Songs Without Words written by Ann Packer is a moving novel that examines life long friendships and how they evolve and the foundations that form the relationship in the first place. Liz and Sarabeth have been best friends since childhood and have supported each other through Sarabeth’s mother’s suicide, and now as adults when Liz’s daughter, attempts suicide, they realize that there are significant cracks in their friendship.
Packer also captures teenage angst and investigates the thought process behind Lauren’s suicide attempt. What were her thoughts leading up to it? Why did she feel that this was her only answer? Will the pain ever go away?

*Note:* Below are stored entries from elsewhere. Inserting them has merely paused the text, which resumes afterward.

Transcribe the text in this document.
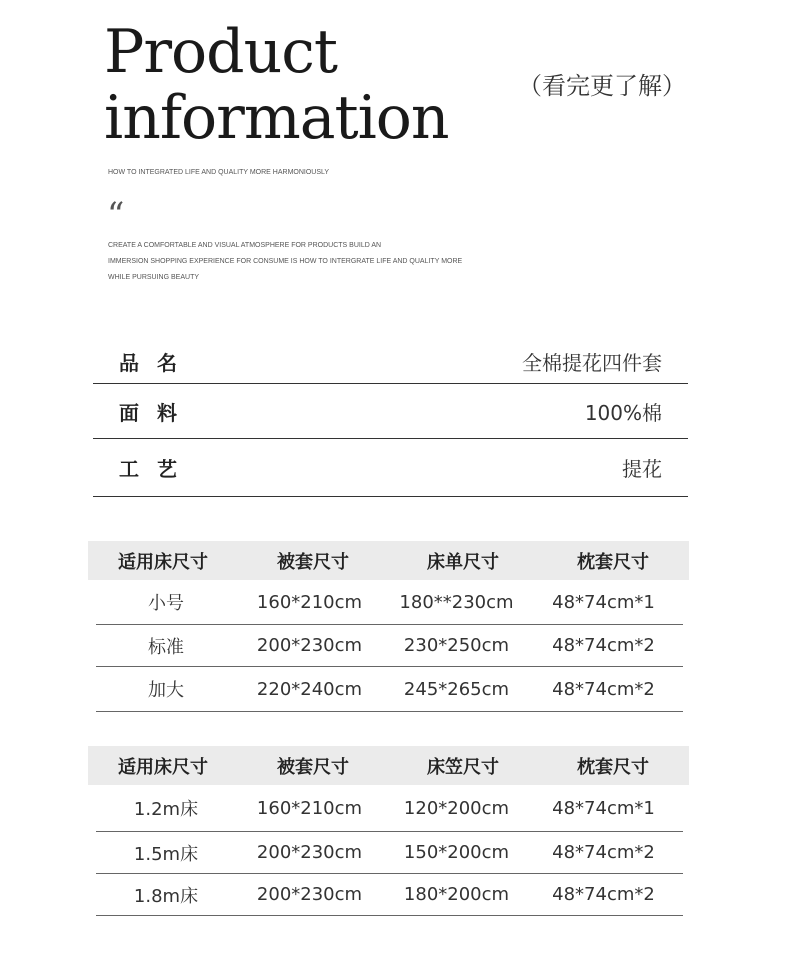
Product
information	（看完更了解）
HOW TO INTEGRATED LIFE AND QUALITY MORE HARMONIOUSLY
“
CREATE A COMFORTABLE AND VISUAL ATMOSPHERE FOR PRODUCTS BUILD AN
IMMERSION SHOPPING EXPERIENCE FOR CONSUME IS HOW TO INTERGRATE LIFE AND QUALITY MORE
WHILE PURSUING BEAUTY
品名	全棉提花四件套
面料	100%棉
工艺	提花
适用床尺寸	被套尺寸	床单尺寸	枕套尺寸
小号	160*210cm	180**230cm	48*74cm*1
标准	200*230cm	230*250cm	48*74cm*2
加大	220*240cm	245*265cm	48*74cm*2
适用床尺寸	被套尺寸	床笠尺寸	枕套尺寸
1.2m床	160*210cm	120*200cm	48*74cm*1
1.5m床	200*230cm	150*200cm	48*74cm*2
1.8m床	200*230cm	180*200cm	48*74cm*2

It’s always so interesting to see what sparks a friendship between two people and how they sustain the friendship over long periods of time. Liz was always the caretaker and supportive one, while Sarabeth was the emotional and out of control one. When Liz needs Sarabeth to switch roles and become the supportive one, Sarabeth fails her. Does their friendship have any real substance? Will it survive this obstacle?
Immediately when I started reading this book, I was sucked in. I could relate to it on some many levels; the pain and torment of adolescence, and seeing your best friend’s life move in one direction while yours moves in the opposite. At different points in the story, I was each character and I knew exactly what they were going through. I felt their emotional upheavals. I was angry, sad, stunted, and eventually uplifted. Packer did an outstanding job of making these characters real and vivid.
I was beyond depressed reading this book and not sure if it was the book that did it or my seasonal depression. Songs Without Words is very emotional and I think it started to rub off on me. I would find myself lying in bed at night crying my eyes out while reading it. And even though I related too much to the characters, I really enjoyed this book and thought it was well written.